Collateral ligament (CL) injury - aftercare
A ligament is a band of tissue that connects bone to bone. The collateral ligaments are located on the outside of your knee joint. They help connect the bones of your upper and lower leg, inside your knee joint.
- The lateral collateral ligament (LCL) runs on the outer side of your knee.
- The medial collateral ligament (MCL) runs along the inside of your knee.
A collateral ligament injury occurs when the ligaments are stretched or torn. A partial tear occurs when only part of the ligament is torn. A complete tear occurs when the entire ligament is torn into two pieces.
Medial collateral ligament injury - aftercare; MCL injury - aftercare; Lateral collateral ligament injury - aftercare; LCL injury - aftercare
More About Your Injury
The collateral ligaments help keep your knee stable.

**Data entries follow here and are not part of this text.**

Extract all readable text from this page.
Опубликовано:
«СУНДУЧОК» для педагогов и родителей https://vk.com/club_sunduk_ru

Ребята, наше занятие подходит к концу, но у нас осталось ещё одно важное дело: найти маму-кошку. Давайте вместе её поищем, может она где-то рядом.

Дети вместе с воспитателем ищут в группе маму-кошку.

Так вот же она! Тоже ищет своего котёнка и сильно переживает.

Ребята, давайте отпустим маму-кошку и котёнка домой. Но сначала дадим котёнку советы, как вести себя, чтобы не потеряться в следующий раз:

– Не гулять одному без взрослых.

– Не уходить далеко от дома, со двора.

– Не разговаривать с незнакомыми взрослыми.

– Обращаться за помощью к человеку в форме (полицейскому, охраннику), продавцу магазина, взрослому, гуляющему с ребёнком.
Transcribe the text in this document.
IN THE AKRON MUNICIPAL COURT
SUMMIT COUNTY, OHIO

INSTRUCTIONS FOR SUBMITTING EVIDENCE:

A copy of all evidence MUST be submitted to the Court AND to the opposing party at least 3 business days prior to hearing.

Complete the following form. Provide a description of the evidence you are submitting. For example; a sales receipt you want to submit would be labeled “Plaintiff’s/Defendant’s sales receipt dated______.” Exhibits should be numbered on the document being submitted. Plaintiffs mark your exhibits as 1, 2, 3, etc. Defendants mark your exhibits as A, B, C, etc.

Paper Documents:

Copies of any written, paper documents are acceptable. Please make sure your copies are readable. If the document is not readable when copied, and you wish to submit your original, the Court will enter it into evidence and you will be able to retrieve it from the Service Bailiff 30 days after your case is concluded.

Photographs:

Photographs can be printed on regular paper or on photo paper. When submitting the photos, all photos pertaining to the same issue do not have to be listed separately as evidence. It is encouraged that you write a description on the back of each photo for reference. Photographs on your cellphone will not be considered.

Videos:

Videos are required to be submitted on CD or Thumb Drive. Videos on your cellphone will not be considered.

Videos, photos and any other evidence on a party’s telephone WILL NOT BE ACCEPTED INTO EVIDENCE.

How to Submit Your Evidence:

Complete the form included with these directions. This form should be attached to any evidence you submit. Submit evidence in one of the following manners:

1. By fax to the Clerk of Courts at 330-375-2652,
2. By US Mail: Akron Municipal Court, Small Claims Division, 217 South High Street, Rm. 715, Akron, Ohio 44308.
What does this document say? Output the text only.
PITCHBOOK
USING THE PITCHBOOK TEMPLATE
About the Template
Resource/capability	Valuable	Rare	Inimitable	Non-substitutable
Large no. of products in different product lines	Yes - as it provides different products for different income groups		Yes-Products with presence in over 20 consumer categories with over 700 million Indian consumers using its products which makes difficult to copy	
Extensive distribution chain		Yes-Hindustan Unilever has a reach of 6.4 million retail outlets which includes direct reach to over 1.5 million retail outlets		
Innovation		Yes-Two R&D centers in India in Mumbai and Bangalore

They help keep your leg bones in place and keep your knee from moving too far sideways.
Skiers and people who play basketball, football, or soccer are more likely to have this type of injury.
What to Expect
With a collateral ligament injury, you may notice:
- Your knee is unstable and can shift side to side as if it "gives way"
- Locking or catching of the knee with movement
- Knee swelling
- Knee pain along the inside or outside of your knee
After examining your knee, your doctor may send you to have an MRI. An MRI is a device that can take pictures of the tissues around your knee. The pictures will show whether these tissues have been stretched or torn. You also may have an x-ray to see if there is any damage to the bones in your knee.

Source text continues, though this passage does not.